이민구¹ , 김수현² , 조장현² , 정명호¹ , 안영근¹ , 김영조³ , 안태훈⁴ , 권현철5외 한국인급성심근경색증등록연구자(Korea Working Group on Myocardial Infarction Investigators) |
Background: The optimal glycosylated hemoglobin (HbA1c) level in diabetic patients remained to be controversial era, but may be especially important in predicting the prognosis of diabetic patients with acute myocardial infarction (AMI). The aim of this study was to identify the predictive value of preprocedural HbA1c levels for cardiac events during mid-term follow-up period in diabetic patients complicated by AMI and underwent percutaneous coronary intervention (PCI).
Methods: A total of 2,324 AMI patients (65.0±11.4 years, 62.9% males) enrolled in a nationwide prospective Korea Working Group on Myocardial Infarction (KorMI) between Jan. 2008 and Aug. 2010 were included in the present study. The study population were diabetic patients complicated by AMI and underwent PCI and followed up during 12 months period. They were categorized into two groups by the level of preprocedural HbA1c (Group I: >6.5%, n=1,866; Group II: ≤6.5%, n=458). Major adverse cardiac events (MACE) included cardiac death, recurrent myocardial infarction, and re-PCI.

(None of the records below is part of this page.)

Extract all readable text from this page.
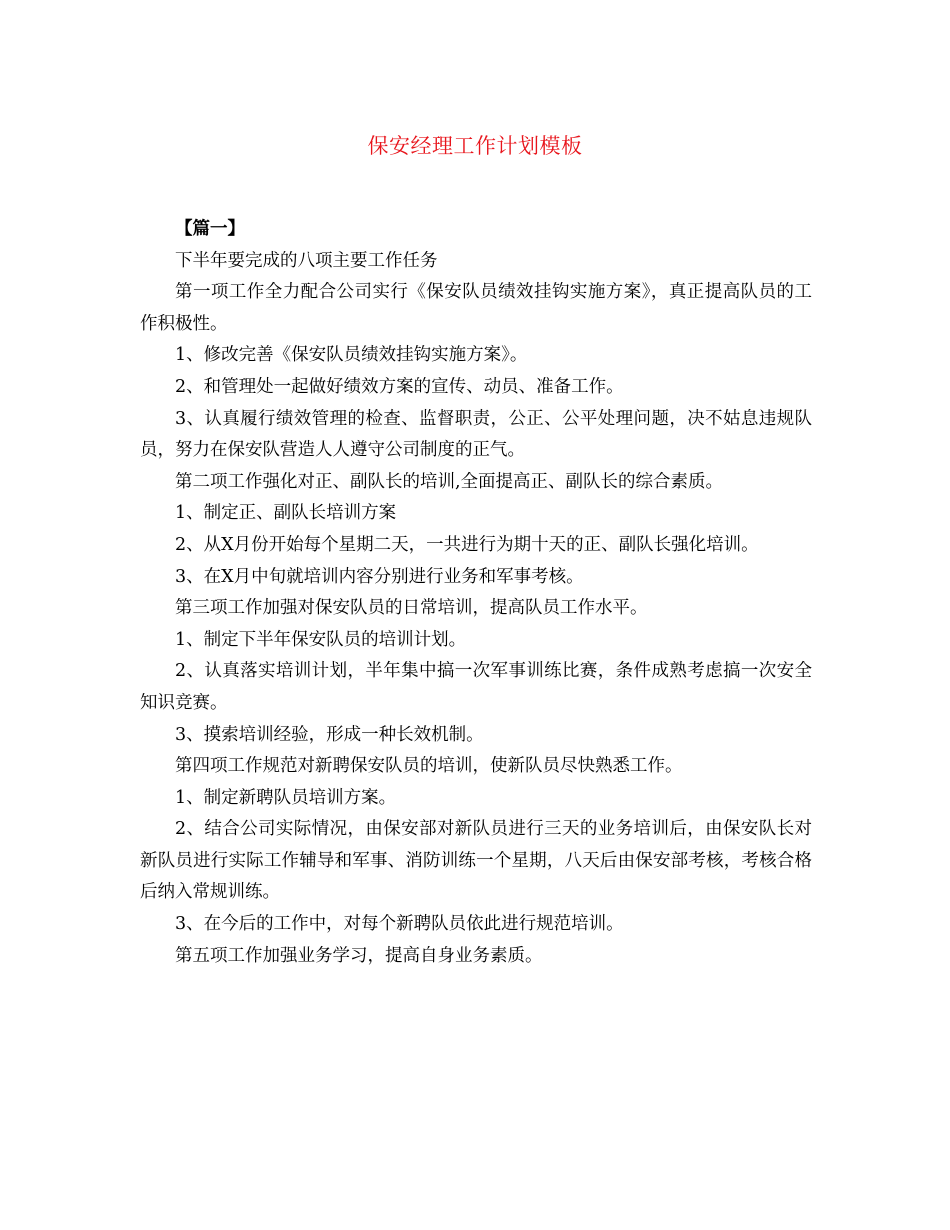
保安经理工作计划模板

【篇一】

下半年要完成的八项主要工作任务

第一项工作全力配合公司实行《保安队员绩效挂钩实施方案》，真正提高队员的工作积极性。

1、修改完善《保安队员绩效挂钩实施方案》。

2、和管理处一起做好绩效方案的宣传、动员、准备工作。

3、认真履行绩效管理的检查、监督职责，公正、公平处理问题，决不姑息违规队员，努力在保安队营造人人遵守公司制度的正气。

第二项工作强化对正、副队长的培训,全面提高正、副队长的综合素质。

1、制定正、副队长培训方案

2、从X月份开始每个星期二天，一共进行为期十天的正、副队长强化培训。

3、在X月中旬就培训内容分别进行业务和军事考核。

第三项工作加强对保安队员的日常培训，提高队员工作水平。

1、制定下半年保安队员的培训计划。

2、认真落实培训计划，半年集中搞一次军事训练比赛，条件成熟考虑搞一次安全知识竞赛。

3、摸索培训经验，形成一种长效机制。

第四项工作规范对新聘保安队员的培训，使新队员尽快熟悉工作。

1、制定新聘队员培训方案。

2、结合公司实际情况，由保安部对新队员进行三天的业务培训后，由保安队长对新队员进行实际工作辅导和军事、消防训练一个星期，八天后由保安部考核，考核合格后纳入常规训练。

3、在今后的工作中，对每个新聘队员依此进行规范培训。

第五项工作加强业务学习，提高自身业务素质。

Results: Baseline clinical characteristics were similar between two groups, but group I were younger (63.3±11.4 vs. 67.6±11.0, p<0.001), smoker (35.7% vs. 30.1%, p=0.031) and had lesser history of hypertension (58.9% vs. 77.5%, p<0.001). Laboratory findings showed lower glomerular filtration rate (GFR) in group II (72.3±35.8mL/min vs. 64.5±34.3mL/min, p<0.001), and coronary angiographic findings showed no meaningful difference except more frequent involvement of left anterior descending artery in group I (48.4% vs. 41.9%, p = 0.026). Rates of MACEs during 12 months were similar between two groups (17.5% vs. 21.0%, p = 0.175). By multivariate analysis, old age, low GFR, high Killip class on admission were independently associated with MACEs, but HbA1c was not associated with poor patient outcome during mid-term follow-up period.
Conclusion: This study suggested that HbA1c is not a predictor of cardiac events in diabetic patients with AMI. These results suggest the absence of benefit of a strict hyperglycemia control in macrovascular complications, especially coronary artery disease such as myocardial infarction.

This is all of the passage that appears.